According to Graetz, the embargo was also a way for the government to acknowledge the U.S. was using too much oil—until the 1970s, all the oil the U.S. needed was produced domestically—and that the nation had to look to other forms of energy. But presidents and Congress have been loathe, Graetz said, to take decisive measures to raise the money needed to effect meaningful change. The federal gasoline tax of 18.4 cents a gallon was last increased in 1993.
“The price of oil quadrupled from the beginning of the 70s to the end of the decade. Jimmy Carter had made energy policy the centerpiece of his administration in the early days,” Graetz said. “Yet, here we are.”
Graetz does not confine blame to special interests and politicians. He said the environmental movement should also be faulted for taking a hardline approach to alternative energy sources.
“When you propose to build wind turbines off the coast of Connecticut, they’re absolutely opposed to having Long Island Sound filled with wind turbines,” Graetz said. “They wanted to get solar panels on every lamp post and rooftop. But that idea that you would have large solar panels to feed a utility to produce electricity was out of the question because that would spoil the countryside.”
In his latest State of the Union address, President Obama called for 80 percent of the nation’s electricity to come from low-carbon sources by 2035, although he has not yet put forth any legislation to fulfill that vision.
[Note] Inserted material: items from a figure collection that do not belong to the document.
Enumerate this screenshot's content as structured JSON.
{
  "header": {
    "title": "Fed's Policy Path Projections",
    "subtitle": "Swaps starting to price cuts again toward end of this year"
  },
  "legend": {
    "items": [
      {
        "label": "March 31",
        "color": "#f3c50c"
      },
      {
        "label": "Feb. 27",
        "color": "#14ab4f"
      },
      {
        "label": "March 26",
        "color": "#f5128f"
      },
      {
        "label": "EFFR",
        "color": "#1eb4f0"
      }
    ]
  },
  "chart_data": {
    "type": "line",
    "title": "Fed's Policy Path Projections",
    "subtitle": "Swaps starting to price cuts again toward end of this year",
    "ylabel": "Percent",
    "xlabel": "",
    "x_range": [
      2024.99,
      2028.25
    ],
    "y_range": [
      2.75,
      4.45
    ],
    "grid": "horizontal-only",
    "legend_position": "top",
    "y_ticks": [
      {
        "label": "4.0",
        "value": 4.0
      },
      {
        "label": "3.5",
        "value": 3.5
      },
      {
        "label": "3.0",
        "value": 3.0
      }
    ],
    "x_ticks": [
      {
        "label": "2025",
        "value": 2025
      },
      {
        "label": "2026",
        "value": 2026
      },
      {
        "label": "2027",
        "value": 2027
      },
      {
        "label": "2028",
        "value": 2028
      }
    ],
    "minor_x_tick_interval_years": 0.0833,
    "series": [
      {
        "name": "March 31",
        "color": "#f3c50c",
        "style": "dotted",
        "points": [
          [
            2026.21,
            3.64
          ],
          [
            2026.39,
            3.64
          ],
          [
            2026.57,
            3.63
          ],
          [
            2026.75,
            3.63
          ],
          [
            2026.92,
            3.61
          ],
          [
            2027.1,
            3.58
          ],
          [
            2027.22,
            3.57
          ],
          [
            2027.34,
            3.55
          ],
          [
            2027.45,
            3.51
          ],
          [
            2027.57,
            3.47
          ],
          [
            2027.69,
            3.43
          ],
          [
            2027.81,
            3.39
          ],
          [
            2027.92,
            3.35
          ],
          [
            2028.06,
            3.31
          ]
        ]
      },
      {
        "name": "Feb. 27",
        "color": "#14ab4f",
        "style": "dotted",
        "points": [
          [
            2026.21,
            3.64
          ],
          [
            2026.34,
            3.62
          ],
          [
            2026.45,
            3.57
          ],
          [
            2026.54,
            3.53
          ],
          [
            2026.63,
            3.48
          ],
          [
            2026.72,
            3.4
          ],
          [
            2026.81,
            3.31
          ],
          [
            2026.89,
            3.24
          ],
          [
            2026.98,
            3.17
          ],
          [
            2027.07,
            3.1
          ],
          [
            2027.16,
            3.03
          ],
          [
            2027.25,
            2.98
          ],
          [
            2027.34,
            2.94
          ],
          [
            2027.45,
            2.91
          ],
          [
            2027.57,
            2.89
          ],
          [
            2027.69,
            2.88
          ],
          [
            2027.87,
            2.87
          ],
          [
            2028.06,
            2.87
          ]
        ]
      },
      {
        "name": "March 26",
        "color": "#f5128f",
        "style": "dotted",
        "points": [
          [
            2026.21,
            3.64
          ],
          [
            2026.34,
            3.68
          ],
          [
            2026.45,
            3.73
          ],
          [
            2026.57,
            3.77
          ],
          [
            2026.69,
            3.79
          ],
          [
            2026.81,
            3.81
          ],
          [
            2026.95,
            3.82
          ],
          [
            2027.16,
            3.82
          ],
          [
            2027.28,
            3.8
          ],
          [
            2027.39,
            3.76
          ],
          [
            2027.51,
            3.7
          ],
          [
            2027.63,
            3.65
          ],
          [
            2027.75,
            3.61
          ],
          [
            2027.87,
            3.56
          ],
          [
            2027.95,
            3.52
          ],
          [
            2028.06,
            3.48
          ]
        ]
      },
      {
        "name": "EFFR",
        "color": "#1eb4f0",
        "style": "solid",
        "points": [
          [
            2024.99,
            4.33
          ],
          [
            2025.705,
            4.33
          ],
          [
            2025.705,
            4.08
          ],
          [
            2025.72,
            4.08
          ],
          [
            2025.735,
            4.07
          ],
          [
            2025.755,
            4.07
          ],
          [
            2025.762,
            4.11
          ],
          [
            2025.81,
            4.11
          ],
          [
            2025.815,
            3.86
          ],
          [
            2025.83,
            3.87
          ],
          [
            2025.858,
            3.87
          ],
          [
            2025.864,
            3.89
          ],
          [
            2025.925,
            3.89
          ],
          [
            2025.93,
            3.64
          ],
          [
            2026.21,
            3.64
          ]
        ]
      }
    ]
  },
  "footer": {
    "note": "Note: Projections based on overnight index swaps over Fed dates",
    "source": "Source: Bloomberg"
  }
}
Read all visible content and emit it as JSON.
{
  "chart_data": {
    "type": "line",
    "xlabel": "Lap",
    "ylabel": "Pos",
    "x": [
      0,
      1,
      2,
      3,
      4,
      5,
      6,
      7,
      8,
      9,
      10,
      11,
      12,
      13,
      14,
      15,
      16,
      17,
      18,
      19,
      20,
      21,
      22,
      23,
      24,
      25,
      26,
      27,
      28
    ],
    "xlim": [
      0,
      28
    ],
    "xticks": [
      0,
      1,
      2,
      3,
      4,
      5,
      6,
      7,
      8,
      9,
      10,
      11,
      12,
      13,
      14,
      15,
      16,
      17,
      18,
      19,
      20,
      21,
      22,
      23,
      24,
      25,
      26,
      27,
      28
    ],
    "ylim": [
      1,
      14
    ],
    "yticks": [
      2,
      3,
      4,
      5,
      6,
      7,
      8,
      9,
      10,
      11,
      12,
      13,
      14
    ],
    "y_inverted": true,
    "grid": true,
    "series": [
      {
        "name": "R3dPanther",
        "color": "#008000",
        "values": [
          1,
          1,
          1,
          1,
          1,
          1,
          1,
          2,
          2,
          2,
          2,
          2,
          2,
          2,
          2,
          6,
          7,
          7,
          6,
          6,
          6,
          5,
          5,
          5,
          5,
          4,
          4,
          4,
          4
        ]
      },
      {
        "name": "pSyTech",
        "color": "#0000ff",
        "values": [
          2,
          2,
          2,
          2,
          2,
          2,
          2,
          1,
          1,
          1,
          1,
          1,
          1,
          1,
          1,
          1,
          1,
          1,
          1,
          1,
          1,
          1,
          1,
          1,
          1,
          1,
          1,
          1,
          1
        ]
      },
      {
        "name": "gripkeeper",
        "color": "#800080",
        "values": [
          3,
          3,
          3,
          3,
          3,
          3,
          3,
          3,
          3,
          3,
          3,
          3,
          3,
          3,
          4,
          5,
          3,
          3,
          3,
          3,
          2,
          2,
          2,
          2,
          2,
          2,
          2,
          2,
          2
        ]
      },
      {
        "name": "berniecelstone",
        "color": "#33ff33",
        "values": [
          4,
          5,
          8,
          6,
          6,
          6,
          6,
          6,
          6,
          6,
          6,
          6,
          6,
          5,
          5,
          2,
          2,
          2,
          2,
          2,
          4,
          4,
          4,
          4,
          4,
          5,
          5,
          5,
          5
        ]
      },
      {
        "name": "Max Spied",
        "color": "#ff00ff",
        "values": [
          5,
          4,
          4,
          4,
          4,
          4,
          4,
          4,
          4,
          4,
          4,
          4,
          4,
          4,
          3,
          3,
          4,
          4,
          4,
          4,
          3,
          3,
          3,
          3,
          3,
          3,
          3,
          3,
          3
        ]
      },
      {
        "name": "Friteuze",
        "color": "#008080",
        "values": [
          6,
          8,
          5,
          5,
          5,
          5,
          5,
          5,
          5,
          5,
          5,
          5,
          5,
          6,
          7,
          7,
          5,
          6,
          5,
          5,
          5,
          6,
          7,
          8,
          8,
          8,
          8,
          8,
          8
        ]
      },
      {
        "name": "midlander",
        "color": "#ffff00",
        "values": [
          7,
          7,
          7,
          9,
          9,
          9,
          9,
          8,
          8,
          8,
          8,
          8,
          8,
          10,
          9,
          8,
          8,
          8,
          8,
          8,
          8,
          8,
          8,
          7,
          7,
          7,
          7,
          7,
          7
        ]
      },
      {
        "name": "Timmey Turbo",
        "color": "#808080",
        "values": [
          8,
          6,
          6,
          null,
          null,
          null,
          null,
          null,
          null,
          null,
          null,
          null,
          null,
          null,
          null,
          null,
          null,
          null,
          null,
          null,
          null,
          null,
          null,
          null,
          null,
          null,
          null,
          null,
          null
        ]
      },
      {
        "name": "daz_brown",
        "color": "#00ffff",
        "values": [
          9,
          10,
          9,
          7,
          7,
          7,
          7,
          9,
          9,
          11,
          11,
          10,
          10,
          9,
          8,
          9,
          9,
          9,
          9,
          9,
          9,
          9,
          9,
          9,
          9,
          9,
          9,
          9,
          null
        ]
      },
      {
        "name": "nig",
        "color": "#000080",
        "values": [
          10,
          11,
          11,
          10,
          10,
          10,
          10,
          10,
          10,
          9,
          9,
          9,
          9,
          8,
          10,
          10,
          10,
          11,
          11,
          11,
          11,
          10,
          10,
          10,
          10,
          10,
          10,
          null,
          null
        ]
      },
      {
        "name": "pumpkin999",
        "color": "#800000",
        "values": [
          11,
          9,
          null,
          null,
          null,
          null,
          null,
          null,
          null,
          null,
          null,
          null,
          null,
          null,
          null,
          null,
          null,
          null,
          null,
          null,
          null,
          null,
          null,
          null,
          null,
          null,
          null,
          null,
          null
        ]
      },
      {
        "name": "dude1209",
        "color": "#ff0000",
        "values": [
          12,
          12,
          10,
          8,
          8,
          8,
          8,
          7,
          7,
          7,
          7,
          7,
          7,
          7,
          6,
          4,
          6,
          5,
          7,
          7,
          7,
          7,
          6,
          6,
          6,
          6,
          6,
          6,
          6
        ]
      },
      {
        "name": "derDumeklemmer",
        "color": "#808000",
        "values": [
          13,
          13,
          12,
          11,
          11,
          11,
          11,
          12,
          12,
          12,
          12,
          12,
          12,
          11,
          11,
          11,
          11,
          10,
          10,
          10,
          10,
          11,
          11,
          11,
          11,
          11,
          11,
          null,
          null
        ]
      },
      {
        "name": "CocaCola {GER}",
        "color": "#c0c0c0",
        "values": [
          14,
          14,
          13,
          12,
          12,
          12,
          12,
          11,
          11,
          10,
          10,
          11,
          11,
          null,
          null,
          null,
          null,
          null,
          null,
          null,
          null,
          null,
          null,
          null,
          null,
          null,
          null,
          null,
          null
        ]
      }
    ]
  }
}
And that goal comes amid the demise of climate legislation in Congress last year, and recent attempts by Republicans in the House to strip the Environmental Protection Agency of the power to regulate greenhouse gases.
For Graetz, all that is a variation on an overly familiar theme. To avoid the risks of a “genuine catastrophe,” he said steps need to be taken now toward a meaningful and lasting energy policy.
“There’s no panacea. It’s a complicated problem going forward with complicated solutions,” Graetz said. “But they need to be solutions grounded in sound policy and not solutions that are grounded in who gave you the most campaign contributions.”